2016年2月 188号 「自分が変わる、現場が変わる」

2016年2月

皆様いかがお過ごしでしょうか?
つい先日、「明けましておめでとうございます」と言っていたのに、もう2月。
期末に向かって忙しい日々をお過ごしのことと思います。
こんなときこそじっくりと考え、一日一日を大切にしたいと思います。


自分が変わる、現場が変わる

今月は「自分が変わる、現場が変わる」と題して書いてみようと思いました。

先日、ある企業の研究所長と話す機会がありました。
研究所経営について熱く語っていらしたのが印象的でしたので、ご紹介いたします。

『C研究所は、応用開発を使命とする研究所で総勢70名位。
70名というと、そう大きな研究所でなく、もともと自分は研究所創設時のメンバーで
研究所のことはよくわかっていたつもりでした。
C研究所に8年ほどいた後、基礎研究を担当する研究所、本社事業部での事業企画を
経験しながら、外からC研究所のありたい姿を考えていました。
何しろ自分たちが立ち上げた研究所であり愛着がありましたからC研究所長就任の
内示を受けた時はうれしかったですね。

実際行って見るとびっくりすることが多かった。
まず将来につながるような研究テーマがない。
工場のコスト低減の研究テーマばかり。
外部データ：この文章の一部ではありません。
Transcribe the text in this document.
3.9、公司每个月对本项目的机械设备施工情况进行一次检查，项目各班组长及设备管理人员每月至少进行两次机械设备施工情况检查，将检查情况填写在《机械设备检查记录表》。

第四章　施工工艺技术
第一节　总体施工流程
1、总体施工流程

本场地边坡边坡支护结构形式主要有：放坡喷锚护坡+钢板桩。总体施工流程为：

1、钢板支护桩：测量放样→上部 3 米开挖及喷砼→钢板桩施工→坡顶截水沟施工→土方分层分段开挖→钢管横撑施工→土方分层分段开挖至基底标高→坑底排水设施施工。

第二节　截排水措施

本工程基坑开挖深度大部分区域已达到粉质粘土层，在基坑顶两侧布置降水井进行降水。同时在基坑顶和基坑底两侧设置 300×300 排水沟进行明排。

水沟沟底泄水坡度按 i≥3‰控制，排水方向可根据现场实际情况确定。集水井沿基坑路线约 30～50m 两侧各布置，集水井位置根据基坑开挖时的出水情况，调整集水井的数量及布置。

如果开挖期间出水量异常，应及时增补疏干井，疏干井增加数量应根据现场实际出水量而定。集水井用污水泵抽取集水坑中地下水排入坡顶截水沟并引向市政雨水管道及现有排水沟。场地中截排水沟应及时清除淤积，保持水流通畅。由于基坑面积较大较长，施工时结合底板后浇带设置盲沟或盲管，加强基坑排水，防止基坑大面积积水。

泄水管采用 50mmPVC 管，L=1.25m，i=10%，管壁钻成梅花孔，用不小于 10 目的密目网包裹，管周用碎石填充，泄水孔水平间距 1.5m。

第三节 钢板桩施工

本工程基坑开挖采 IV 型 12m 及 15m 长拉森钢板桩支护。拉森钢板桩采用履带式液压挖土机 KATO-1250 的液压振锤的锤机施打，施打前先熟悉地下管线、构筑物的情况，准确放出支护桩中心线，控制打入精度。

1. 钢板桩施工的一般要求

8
これはいけないということで、所長直轄の
企画チームを立ち上げ新テーマの探索を開始したり、以前にいた研究所の技術と
C研究所の工業化技術を融合した共同研究テーマを立ち上げたりしました。
研究テーマは何とか順調に立ち上がっていき、研究所らしい姿に戻ってきました。

ところが、もうひとつの問題が頭を悩ませました。
コンプライアンス上の問題が頻発するのです。
問題発生の兆候がつかめないのです。
仕事は順調に立ち上がっているものの、風土的には研究所一丸となるという感じは
なかったような気がしました。
問題が起こる度にミーティングを行い、対応策をたて、これさえ守れば問題は
起きない筈でしたが別の問題がまた発生する。
これには本当に参りました。

どうしよう、どうしようと一人悩んでいた時、ふと思ったのです。
「考えてみると自分はルールや仕組みだけで、研究所、風土、研究所メンバー姿勢等
を変えようと思っているだけでないのか?
メンバーの本当の思いを考えたことがあっただろうか?」

この気づきは大きかったですね。
ルールや仕組みだけでリードしていたつもりになっていたのですね。
で、何をやったのか?結局、やったことは単純なことでした。
研究所では全員で朝会をやるのですが、その時一人ひとりの顔をじっくりと見ること。
これが第一歩でした。
それを続けていくと、メンバーの顔にいろんなことが書かれているような気がしてきました。
その気づきを課長と共有化して、必要なときにはメンバーと話をしてもらいました。
このためかはわかりませんが、これ以降問題は起こらなくなってきました。
学んだことは「変えよう、変えよう」でなく「まず自分がどんな小さなことでもいいから変わる」
ということでしたね。部下は上司の変化を必ず見ています。

さらに技術KIを導入し、チーム内はもとより、関連部署のエンジニアとの協働等をさらに
強化して、いくつかのテーマが工業化されました。
コミュニケーションもよくなって、現場も明るい雰囲気に変わってきたと実感しました。

その後、C研究所は別の研究所と一緒になり、その役目を終えましたが、ここで育った
マネージャーやメンバーは新しい研究所でも主要な役割を演じてくれています』

所長の言葉から、リードする人は戦略・戦術構築と実行は当然の職務として、リーダー
自らが変わることによって現場が活性化していくことの大切さを学ぶことができました。
マネジメントにかかわる方への改革のヒントとして、ご紹介しました。